Not because of works in righteousness which we’ve done, but because of his mercy.

This verse sums up the gospel so clearly. Nothing you have done, nothing, counts for anything at all when it comes to your salvation. You are saved 0% by your own effort, work, merit. You are saved 100% by the mercy and love of Yeshua and by what he did in your place. 
Do not be proud that you’re saved. You were no more worth it than any other person. God just had mercy on you.

Titus 3:9

Give a wide berth to foolish questions and genealogies, and contentions and quarrels about the law, because they’re unbeneficial and futile.

It’s so easy to be caught up in those kind of arguments. Or feeling like you have to defend against them.
The advice from Paulus? Argue? Defend? Nope… walk away. Don’t have anything at all to do with this kind of argument. It’s a waste of time. You will not convince anyone, and you will be distracted from the work you should be doing.
Teach the truth. Live godly. Avoid this kind of rubbish. It will be seen for what it is. Those who teach it have condemned themselves.

After You Read

What verses really stood out to you?

How would you summarize this book in a sentence or two? What is it about? What is God trying to say to us?

Is there anything in your life that you need to cut out?
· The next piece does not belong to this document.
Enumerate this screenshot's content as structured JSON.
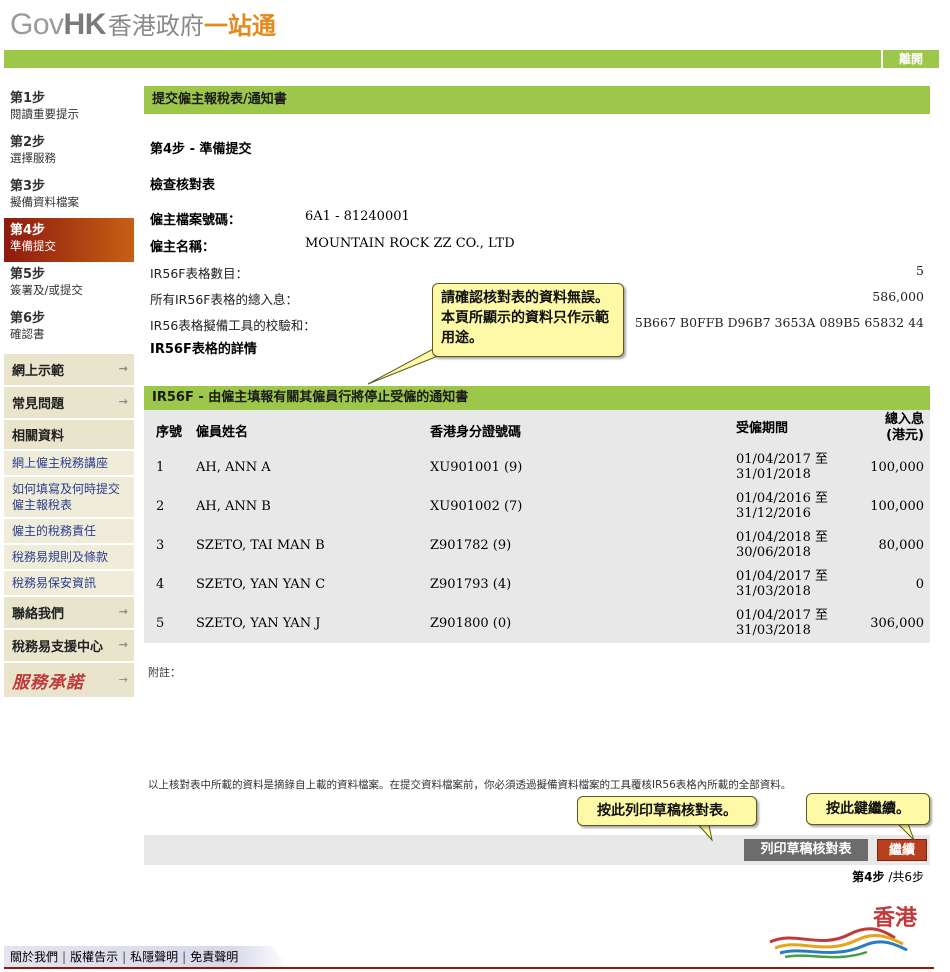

To remove, stop doing?

What is your role in the church?
Are you doing that?
Are you doing anything else too?
Should you be?

Do you think you’re qualified to be an elder?
Do you think you’re submissive?

Are you caught up in some pointless argument or consumed by some trivial issue of teaching?
Are you ready to walk away?

Is there enough evidence from your behaviour to prove that you’re really a Christian?